Of course, I returned the next morning, just to see how it looked in daylight, and truth be told, I did another five minutes of shading. And then it was finished. Really. Although I’m glad that it is finished, I’m also glad that I created this mural. I’m grateful for the volunteers who helped paint and to Hubby for tending the flock while I painted. It feels good to have created some art for everyone to enjoy. I love my community and I like the idea of brightening this world, one wall at a time.

 

Wednesday, August 15, 2012

1200cc of TLC needed, STAT!


The good news is that I’ve finished the garden mural I’ve been painting for three weeks.



The bad news is that my own home garden is now in need of major triage. Oops.

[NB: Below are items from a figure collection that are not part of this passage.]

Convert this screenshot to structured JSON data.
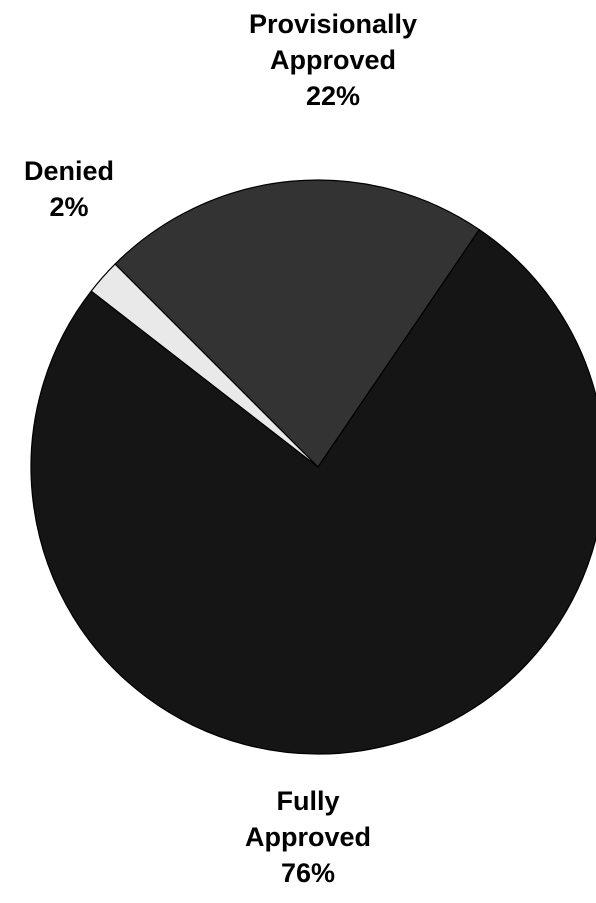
{
  "chart_data": {
    "type": "pie",
    "title": "",
    "slices": [
      {
        "label_lines": [
          "Provisionally",
          "Approved"
        ],
        "percent_text": "22%",
        "value": 22,
        "color": "#333333"
      },
      {
        "label_lines": [
          "Fully",
          "Approved"
        ],
        "percent_text": "76%",
        "value": 76,
        "color": "#151515"
      },
      {
        "label_lines": [
          "Denied"
        ],
        "percent_text": "2%",
        "value": 2,
        "color": "#e9e9e9"
      }
    ],
    "legend": "none"
  }
}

But this happens to everyone, right? Your intense focus on one project takes time and attention away from the other parts of your life, which can be on the back burner for a while. But not forever.



My poor home garden needs help. The front plants are starved for water while (ironically) the weeds have managed to flourish, the dried leaves are accumulating and the dandelions have formed such a large group they’re threatening to unionize.



The back yard is hanging in there because that’s where I spend more time. But still…



I’ll save the update on my mural and the community garden for another day. Today I’m focusing on the plants in my own garden that are doing well. I love discovering that something has bloomed since yesterday. The cana flowers I planted years ago (and forgot) are blooming. My first sunflower opened up. Dahlias from last summer are about to open as well. The veggie seeds I planted ages ago are growing like tiny green sculptures, mixed in with seeds I planted recently. I’m not even sure what’s in there, but it’s exciting! My lemon tree has more lemons on it than ever before and my purple heart is growing like a teen-aged boy. The green onions no longer look like green china threads ready to break. They’re sturdier and someday we’ll be able to pick and eat them.


I’m not the first person on earth to have grown things from seed, no. But this summer is the first time I’ve had success with growing things from seed. In past years I’ve either under- or over-watered so it’s exciting to have some results this year.